A book chapter from Emerald Publishing showcases how College of the Atlantic–trained teachers are bringing trust‑centered, student‑driven, and community‑engaged learning into rural Maine classrooms.
“Trust: Foundation to Passion‑Driven, Student‑Activist, and Community‑Engaged Learning,” authored by professor emerita Bonnie Tai and alumni educators Abby Plummer MPhil '16, Sarah Kearsley MPhil '16, and Beth Heidemann '91, appears in Active and Engaging Classrooms: A Practical Exploration of P–12 School Contexts.

The chapter illustrates the experience of COA graduates teaching at the early childhood, upper elementary, and middle school levels. Each relates how culturally responsive, democratic, developmentally appropriate, experiential, and place‑based education shape their daily practice—approaches rooted in COA’s interdisciplinary educator preparation program, which emphasizes culturally sustaining education, experiential and place‑based learning, developmental psychology foundations, and extensive practicum experiences leading to Maine teacher certification. which emphasizes culturally sustaining education, experiential and place‑based learning, developmental psychology foundations, and extensive practicum experiences leading to Maine teacher certification.
Across their classrooms, trust emerges as the foundation for active and engaging learning. The authors describe how trust enables teacher autonomy, supports student choice and collaboration in curriculum design, and strengthens connections between schools and their surrounding communities. Their examples include inquiry‑based projects, curricular co‑design, novel experiences, and authentic place‑based learning that integrates global issues such as climate change, food systems, and human‑caused environmental challenges.
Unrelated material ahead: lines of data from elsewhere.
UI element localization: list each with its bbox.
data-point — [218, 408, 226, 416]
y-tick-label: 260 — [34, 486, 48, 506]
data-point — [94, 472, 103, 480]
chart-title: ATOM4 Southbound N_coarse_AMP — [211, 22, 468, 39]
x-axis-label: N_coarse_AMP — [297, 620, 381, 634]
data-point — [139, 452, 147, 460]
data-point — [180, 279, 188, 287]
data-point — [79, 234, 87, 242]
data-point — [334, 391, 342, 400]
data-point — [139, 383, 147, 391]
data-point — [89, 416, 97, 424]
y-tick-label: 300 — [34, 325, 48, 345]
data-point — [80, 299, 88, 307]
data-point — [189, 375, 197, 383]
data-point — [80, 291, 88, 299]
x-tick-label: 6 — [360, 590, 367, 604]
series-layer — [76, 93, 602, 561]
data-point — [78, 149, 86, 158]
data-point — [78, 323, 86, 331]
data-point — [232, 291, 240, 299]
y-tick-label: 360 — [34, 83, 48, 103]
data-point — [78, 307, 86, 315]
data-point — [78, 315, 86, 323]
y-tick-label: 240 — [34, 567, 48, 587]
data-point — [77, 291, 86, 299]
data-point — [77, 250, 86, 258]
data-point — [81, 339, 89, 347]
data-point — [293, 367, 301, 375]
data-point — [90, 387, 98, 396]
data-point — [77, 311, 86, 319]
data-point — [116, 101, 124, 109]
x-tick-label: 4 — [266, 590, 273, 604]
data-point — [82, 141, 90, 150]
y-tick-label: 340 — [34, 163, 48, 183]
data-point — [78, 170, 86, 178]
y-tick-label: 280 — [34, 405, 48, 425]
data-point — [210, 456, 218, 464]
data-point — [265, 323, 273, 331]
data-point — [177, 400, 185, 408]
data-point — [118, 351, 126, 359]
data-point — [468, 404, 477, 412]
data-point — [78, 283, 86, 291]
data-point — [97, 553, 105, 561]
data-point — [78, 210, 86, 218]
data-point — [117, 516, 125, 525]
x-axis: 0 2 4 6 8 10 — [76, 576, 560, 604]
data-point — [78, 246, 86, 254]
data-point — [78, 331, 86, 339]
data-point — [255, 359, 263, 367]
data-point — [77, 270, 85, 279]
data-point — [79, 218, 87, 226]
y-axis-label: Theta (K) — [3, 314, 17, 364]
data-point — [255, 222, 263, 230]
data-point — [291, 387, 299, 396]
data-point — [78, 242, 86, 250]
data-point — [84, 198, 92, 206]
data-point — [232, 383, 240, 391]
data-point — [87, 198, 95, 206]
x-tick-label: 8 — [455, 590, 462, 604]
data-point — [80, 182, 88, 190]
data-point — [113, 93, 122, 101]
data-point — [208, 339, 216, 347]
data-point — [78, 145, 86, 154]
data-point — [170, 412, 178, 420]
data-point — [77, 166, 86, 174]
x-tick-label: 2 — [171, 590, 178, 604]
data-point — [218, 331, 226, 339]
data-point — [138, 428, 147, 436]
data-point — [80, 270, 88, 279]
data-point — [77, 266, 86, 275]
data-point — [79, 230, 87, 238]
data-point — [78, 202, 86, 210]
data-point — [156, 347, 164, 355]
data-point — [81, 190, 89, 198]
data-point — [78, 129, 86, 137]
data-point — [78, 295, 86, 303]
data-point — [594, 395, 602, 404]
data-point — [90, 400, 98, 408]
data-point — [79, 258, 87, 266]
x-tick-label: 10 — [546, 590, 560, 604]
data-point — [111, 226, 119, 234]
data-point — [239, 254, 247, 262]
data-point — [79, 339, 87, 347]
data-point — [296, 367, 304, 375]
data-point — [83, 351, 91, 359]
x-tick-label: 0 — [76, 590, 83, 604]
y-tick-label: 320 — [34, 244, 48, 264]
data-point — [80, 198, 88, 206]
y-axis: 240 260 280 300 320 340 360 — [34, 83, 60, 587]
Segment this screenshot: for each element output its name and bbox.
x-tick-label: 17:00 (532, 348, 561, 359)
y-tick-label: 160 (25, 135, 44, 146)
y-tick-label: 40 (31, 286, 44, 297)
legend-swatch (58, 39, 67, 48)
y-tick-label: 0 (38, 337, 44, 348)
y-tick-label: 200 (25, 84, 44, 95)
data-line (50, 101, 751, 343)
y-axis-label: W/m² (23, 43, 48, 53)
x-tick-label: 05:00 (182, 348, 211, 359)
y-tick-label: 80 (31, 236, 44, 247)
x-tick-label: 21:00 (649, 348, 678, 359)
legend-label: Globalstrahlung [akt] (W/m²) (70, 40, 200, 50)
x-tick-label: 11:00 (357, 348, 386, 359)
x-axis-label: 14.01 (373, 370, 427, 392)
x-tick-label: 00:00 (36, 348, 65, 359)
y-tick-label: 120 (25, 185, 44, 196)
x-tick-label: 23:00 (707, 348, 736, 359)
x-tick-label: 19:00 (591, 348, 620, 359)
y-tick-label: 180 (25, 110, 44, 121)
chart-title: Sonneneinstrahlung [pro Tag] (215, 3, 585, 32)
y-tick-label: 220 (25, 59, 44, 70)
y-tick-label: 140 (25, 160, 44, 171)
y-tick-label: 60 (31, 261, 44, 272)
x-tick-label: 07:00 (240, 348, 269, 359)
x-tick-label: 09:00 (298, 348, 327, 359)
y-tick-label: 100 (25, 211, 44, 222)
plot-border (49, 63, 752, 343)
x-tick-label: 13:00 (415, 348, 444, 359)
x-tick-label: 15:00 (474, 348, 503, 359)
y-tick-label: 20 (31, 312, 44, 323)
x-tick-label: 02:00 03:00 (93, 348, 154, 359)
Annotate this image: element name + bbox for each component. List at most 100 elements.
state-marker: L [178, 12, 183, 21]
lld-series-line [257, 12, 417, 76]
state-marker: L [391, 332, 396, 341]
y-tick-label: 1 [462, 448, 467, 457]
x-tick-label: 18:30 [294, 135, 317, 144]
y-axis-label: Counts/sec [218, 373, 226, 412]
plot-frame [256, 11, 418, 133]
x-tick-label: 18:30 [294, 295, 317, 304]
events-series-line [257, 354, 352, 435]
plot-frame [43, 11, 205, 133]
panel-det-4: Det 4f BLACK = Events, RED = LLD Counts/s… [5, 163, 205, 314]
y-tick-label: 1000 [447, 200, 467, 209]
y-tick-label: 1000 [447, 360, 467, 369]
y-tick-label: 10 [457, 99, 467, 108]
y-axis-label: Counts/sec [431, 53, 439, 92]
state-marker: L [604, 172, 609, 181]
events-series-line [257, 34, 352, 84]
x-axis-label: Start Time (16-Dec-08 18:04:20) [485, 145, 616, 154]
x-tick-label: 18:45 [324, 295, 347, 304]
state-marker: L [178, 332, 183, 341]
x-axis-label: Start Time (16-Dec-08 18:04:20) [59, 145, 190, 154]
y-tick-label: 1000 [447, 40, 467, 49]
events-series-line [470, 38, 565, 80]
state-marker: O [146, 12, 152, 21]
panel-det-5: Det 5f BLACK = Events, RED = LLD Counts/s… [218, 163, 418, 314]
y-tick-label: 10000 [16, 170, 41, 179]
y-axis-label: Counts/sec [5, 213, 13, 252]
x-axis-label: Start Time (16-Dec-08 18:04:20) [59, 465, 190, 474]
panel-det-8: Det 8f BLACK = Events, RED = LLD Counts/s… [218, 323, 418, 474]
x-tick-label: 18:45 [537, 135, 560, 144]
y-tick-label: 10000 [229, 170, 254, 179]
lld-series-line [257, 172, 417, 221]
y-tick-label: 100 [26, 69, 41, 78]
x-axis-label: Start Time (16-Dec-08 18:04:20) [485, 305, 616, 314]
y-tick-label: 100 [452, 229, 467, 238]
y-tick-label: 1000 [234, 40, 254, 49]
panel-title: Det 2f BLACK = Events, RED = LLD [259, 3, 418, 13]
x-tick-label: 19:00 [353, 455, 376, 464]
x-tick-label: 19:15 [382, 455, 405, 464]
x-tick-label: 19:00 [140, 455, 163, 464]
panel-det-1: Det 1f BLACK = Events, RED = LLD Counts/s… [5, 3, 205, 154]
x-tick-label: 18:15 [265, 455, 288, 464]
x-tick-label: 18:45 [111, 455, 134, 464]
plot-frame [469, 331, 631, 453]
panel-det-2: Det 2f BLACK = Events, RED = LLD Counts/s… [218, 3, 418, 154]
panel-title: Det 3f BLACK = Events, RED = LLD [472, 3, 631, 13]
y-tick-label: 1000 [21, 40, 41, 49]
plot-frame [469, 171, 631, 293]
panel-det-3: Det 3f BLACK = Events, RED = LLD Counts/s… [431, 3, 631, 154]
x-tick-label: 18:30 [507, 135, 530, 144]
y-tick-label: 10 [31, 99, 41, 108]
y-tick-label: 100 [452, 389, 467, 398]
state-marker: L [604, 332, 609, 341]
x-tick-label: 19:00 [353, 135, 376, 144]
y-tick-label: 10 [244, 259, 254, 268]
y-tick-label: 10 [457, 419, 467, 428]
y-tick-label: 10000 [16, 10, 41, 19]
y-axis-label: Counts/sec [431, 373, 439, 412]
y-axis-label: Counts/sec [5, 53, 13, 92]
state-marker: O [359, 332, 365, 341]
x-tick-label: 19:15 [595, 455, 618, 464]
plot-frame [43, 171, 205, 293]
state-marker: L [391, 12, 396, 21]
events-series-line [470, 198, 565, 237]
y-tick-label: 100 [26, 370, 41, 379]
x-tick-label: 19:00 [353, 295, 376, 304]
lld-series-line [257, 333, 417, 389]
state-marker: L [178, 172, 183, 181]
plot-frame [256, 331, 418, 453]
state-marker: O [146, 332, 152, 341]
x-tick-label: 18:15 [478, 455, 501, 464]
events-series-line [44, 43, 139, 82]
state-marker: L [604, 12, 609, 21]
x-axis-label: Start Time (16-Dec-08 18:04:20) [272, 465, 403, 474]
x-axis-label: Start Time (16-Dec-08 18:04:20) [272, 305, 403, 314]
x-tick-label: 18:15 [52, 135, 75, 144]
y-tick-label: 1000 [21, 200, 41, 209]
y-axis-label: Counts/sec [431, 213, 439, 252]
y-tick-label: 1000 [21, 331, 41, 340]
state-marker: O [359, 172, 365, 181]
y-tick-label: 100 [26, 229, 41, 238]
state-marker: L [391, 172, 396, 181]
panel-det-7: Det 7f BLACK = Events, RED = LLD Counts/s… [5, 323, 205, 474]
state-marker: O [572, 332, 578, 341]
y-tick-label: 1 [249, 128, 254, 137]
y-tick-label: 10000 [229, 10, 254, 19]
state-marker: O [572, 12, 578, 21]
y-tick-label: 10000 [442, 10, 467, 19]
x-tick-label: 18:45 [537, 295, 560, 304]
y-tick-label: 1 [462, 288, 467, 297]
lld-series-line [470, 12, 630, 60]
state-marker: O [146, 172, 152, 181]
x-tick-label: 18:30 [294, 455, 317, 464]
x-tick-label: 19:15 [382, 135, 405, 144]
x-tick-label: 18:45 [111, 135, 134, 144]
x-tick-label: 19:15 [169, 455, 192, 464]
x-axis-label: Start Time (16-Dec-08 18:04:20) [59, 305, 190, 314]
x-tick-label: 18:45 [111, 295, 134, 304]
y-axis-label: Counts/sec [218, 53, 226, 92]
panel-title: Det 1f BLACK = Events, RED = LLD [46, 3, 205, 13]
Together, the chapter demonstrates how COA’s educator preparation program equips teachers to design learning environments that challenge, activate, and support students, and how COA alumni are carrying those values into public schools across Maine and elsewhere.
College of the Atlantic’s educational studies program offers Maine’s state‑approved pathways to teacher certification, supporting students interested in teaching, learning, and educational change across a wide range of contexts. Through coursework, field experiences, and community partnerships, students explore how human ecology informs the work of educators in schools, museums, outdoor programs, and other learning environments.